On Mothers and Manhattan
13 05 2008Sunday was Mother’s Day. Every year for me, it’s just another day. Just another day to remember my mom, and try to remember what it felt like to have one. Not surprisingly, I tend to be quiet and reflective, preferring to be alone. When I woke up this year on Mother’s Day, it was no different. B was headed out the door to play soccer with friends, kissing me as he left. I laid in bed, playing with my pup, then started thinking about things. It didn’t take long before my eyes filled with tears, and I had to get up and get moving. It tends to be the only day I cry about her now. Sometimes on Christmas too, but mostly just Mother’s Day. It hurts not having her here to buy flowers for, to spend time with. I found myself watching tv spacing out to the television for a few hours. Eventually, I just got up and got to work cleaning and being domestic. It’s really the only way to let it all go.

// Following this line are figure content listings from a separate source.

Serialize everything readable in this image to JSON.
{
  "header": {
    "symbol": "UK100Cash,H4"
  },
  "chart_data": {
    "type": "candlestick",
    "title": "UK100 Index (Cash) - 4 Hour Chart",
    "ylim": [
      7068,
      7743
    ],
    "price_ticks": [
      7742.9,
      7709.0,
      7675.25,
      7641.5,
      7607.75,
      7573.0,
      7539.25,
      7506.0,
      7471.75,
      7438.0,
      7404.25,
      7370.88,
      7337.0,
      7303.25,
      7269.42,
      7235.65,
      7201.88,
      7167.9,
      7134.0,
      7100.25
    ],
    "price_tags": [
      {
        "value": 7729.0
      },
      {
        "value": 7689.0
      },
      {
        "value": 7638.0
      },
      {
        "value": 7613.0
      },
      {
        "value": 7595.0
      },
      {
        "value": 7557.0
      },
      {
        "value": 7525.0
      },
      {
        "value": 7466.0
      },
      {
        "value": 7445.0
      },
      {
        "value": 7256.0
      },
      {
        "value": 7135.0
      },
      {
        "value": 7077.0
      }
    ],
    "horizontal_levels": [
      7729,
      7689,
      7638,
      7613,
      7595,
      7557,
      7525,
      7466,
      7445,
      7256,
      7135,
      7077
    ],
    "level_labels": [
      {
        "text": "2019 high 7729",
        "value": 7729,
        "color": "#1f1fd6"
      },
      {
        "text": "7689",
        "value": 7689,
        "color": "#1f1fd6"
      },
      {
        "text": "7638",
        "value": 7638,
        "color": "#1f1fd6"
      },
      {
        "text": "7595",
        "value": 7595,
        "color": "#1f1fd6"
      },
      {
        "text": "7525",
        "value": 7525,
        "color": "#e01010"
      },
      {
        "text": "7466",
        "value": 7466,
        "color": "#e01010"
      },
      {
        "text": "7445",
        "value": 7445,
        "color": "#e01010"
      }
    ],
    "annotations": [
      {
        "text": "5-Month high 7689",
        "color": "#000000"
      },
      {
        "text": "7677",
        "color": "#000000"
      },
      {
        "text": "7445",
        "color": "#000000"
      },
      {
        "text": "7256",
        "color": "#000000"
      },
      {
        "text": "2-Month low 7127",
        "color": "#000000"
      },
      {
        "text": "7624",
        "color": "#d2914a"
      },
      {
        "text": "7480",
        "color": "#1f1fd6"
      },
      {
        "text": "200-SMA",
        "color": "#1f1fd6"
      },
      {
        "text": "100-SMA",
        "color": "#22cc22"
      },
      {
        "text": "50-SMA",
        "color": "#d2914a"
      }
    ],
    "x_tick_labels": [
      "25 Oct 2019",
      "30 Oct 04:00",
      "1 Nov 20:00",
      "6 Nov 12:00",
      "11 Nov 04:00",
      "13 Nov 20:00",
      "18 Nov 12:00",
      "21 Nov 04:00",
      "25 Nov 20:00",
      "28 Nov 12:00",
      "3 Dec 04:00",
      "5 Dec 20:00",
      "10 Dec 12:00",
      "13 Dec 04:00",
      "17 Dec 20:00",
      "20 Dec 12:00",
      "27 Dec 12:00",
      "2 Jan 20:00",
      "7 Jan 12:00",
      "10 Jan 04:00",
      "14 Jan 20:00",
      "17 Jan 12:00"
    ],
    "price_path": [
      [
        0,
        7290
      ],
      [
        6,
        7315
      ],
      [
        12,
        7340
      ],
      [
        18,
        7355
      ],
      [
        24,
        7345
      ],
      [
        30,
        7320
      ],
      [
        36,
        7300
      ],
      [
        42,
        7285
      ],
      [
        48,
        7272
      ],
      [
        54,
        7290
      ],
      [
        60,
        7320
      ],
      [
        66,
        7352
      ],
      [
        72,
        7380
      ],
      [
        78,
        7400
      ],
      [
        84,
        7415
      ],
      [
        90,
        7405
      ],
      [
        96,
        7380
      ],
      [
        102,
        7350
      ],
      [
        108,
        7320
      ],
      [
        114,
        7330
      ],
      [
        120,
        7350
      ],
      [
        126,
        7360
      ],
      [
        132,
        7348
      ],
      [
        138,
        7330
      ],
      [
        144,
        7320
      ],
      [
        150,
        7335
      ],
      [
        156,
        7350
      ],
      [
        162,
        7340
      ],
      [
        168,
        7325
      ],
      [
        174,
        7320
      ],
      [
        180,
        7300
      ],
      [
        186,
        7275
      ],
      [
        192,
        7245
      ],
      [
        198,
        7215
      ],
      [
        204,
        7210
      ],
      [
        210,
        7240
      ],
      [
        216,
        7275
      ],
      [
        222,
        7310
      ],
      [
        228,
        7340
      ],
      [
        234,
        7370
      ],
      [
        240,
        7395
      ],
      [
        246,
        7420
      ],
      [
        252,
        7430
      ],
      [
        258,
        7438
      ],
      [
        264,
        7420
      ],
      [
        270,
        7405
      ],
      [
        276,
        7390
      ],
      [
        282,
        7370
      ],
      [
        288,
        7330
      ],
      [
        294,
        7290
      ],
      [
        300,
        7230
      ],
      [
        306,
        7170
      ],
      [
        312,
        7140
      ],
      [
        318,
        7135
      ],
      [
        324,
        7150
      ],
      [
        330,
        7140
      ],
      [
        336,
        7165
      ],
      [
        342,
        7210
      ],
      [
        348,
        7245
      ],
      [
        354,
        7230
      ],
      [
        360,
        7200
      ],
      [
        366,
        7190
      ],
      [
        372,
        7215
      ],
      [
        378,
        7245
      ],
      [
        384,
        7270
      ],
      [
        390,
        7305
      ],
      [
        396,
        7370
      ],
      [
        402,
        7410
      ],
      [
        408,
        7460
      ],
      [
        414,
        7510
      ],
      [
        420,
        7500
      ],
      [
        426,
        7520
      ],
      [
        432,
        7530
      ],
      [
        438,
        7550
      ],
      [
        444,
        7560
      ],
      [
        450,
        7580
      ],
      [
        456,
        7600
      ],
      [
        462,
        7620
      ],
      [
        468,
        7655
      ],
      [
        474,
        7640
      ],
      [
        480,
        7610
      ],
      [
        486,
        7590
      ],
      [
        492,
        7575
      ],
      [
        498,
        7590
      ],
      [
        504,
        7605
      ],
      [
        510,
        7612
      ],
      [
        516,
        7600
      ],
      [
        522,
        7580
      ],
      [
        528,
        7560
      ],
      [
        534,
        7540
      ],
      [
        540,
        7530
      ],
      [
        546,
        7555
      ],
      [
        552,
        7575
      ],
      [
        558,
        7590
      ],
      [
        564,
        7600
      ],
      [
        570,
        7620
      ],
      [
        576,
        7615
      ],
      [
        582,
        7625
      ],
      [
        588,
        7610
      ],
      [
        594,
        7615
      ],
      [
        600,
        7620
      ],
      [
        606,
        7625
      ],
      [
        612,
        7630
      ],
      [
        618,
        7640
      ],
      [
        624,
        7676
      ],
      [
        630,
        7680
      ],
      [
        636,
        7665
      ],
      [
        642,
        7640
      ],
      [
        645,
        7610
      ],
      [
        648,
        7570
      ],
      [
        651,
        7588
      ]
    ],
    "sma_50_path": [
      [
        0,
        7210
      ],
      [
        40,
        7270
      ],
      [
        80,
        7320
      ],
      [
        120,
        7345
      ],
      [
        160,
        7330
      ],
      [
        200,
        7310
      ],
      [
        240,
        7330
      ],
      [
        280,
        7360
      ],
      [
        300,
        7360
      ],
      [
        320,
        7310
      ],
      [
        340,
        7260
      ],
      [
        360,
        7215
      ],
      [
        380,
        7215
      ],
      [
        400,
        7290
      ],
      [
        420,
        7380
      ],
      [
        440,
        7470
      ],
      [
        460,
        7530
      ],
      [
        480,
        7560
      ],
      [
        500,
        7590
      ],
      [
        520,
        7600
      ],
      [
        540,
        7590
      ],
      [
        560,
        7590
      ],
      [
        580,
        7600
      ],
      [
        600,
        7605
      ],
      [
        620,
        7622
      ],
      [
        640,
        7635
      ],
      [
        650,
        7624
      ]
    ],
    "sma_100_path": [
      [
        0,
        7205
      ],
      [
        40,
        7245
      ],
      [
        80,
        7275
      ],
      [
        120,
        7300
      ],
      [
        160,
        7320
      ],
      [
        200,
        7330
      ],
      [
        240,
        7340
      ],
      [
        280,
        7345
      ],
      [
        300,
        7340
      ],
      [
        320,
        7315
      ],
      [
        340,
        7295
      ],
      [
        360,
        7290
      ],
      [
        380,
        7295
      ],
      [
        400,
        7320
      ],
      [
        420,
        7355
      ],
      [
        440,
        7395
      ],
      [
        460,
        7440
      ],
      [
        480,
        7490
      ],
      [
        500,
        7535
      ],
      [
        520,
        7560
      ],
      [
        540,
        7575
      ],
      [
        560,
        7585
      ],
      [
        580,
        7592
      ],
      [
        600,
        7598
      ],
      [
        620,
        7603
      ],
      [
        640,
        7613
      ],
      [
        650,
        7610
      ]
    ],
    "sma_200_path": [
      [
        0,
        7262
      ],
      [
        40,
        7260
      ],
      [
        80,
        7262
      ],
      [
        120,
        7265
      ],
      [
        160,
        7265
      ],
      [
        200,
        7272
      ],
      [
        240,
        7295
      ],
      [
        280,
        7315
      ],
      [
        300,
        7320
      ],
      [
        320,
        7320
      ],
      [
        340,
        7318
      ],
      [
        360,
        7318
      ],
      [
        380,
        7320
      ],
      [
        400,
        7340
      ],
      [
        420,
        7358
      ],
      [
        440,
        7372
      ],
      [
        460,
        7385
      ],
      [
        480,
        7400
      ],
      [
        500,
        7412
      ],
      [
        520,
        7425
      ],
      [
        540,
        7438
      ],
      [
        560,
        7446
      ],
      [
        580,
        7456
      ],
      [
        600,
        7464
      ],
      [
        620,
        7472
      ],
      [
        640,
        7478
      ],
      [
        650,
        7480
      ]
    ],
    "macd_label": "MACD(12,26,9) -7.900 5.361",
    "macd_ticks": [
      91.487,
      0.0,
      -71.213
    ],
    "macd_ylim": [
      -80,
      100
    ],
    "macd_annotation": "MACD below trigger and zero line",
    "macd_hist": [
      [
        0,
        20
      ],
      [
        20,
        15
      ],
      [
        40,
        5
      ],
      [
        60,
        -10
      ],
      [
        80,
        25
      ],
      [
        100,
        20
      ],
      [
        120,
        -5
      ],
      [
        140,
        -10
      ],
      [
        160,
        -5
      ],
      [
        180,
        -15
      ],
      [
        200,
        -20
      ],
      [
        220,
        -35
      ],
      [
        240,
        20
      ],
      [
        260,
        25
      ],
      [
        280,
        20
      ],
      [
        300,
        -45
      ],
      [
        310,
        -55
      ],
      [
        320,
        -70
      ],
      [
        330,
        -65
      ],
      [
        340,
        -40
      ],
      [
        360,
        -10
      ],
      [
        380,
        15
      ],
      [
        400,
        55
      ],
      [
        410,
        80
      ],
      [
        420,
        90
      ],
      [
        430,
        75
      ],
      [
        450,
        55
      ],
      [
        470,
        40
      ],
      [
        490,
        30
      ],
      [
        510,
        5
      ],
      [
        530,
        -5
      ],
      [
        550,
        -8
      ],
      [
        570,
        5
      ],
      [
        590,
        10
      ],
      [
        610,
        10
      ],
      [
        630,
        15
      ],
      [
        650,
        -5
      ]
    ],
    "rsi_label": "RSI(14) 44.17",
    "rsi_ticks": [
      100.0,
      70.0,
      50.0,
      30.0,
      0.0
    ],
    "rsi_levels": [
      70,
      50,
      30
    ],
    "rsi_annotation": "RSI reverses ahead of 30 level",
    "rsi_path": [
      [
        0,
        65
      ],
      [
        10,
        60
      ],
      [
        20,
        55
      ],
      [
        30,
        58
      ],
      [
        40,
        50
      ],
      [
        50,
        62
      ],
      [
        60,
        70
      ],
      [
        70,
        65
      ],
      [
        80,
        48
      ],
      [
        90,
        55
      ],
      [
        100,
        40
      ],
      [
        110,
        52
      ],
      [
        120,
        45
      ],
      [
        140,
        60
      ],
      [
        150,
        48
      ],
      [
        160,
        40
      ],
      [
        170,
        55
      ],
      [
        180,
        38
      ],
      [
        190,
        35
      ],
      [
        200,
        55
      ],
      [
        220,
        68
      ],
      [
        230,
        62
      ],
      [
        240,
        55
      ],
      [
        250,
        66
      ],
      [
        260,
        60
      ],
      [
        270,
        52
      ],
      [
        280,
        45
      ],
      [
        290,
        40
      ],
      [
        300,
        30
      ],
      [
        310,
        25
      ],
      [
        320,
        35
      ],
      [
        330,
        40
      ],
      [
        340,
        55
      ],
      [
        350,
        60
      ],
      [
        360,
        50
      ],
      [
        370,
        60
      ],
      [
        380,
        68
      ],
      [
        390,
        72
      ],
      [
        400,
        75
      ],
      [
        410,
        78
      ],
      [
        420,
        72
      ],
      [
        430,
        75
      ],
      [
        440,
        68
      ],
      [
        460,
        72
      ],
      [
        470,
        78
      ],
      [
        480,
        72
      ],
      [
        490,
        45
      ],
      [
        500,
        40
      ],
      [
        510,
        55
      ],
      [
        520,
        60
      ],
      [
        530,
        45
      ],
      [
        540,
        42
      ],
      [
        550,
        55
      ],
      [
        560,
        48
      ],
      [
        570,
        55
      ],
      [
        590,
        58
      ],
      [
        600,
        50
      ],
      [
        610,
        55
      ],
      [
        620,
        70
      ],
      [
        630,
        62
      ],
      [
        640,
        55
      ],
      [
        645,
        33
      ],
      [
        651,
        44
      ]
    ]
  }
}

I leave for NYC on Thursday morning. I’m taking off from Richmond at 6 and will be arriving at JFK at 7:15 a.m. I’m super excited. I’m going to miss B like crazy, but I love to travel and time away will do my soul some good.
I promise to post pics when I’m back! How about that? Perhaps you’ll even get a few of me, with my face cut out of them. No promises on that one. It will be hard to explain that to a friend who doesn’t know about my blog. But we’ll see what I can pull off. ![]()


I can’t imagine how hard Mother’s Day must be for someone whose mom is no longer here.. I am SO sorry.
Have a GREAT trip though. Sounds very timely!
I’m sorry Mother’s Day is such a painful thing.
Yes, please post photos…we’d love to see them!
I’m sorry that Mother’s Day is so hard for you. I can’t imagine what that must be like. I’ll be thinking of you.
I can’t wait to see those pictures though. It’s about time.
My best friend lost his mother last year and spending mother’s day with him this year was heart breaking for me. I’m sorry you’re sad and wish you the best time ever in NYC!
I’m sorry that Mother’s Day is so painful for you, but your post reminds me to cherish my mother more than I do, because I know that I don’t tell her often enough how much I love her, and I never know when she will be gone.
ah, cp, i choked up just reading this. you are a beautiful person and thank you for sharing this with us. i’m so happy that you have wonderful people in your life who love you and take care of you. and that you are a strong person who knows how to take care of yourself as well =)
have the most wonderful time in nyc. can’t wait to hear how it goes and yes to pictures!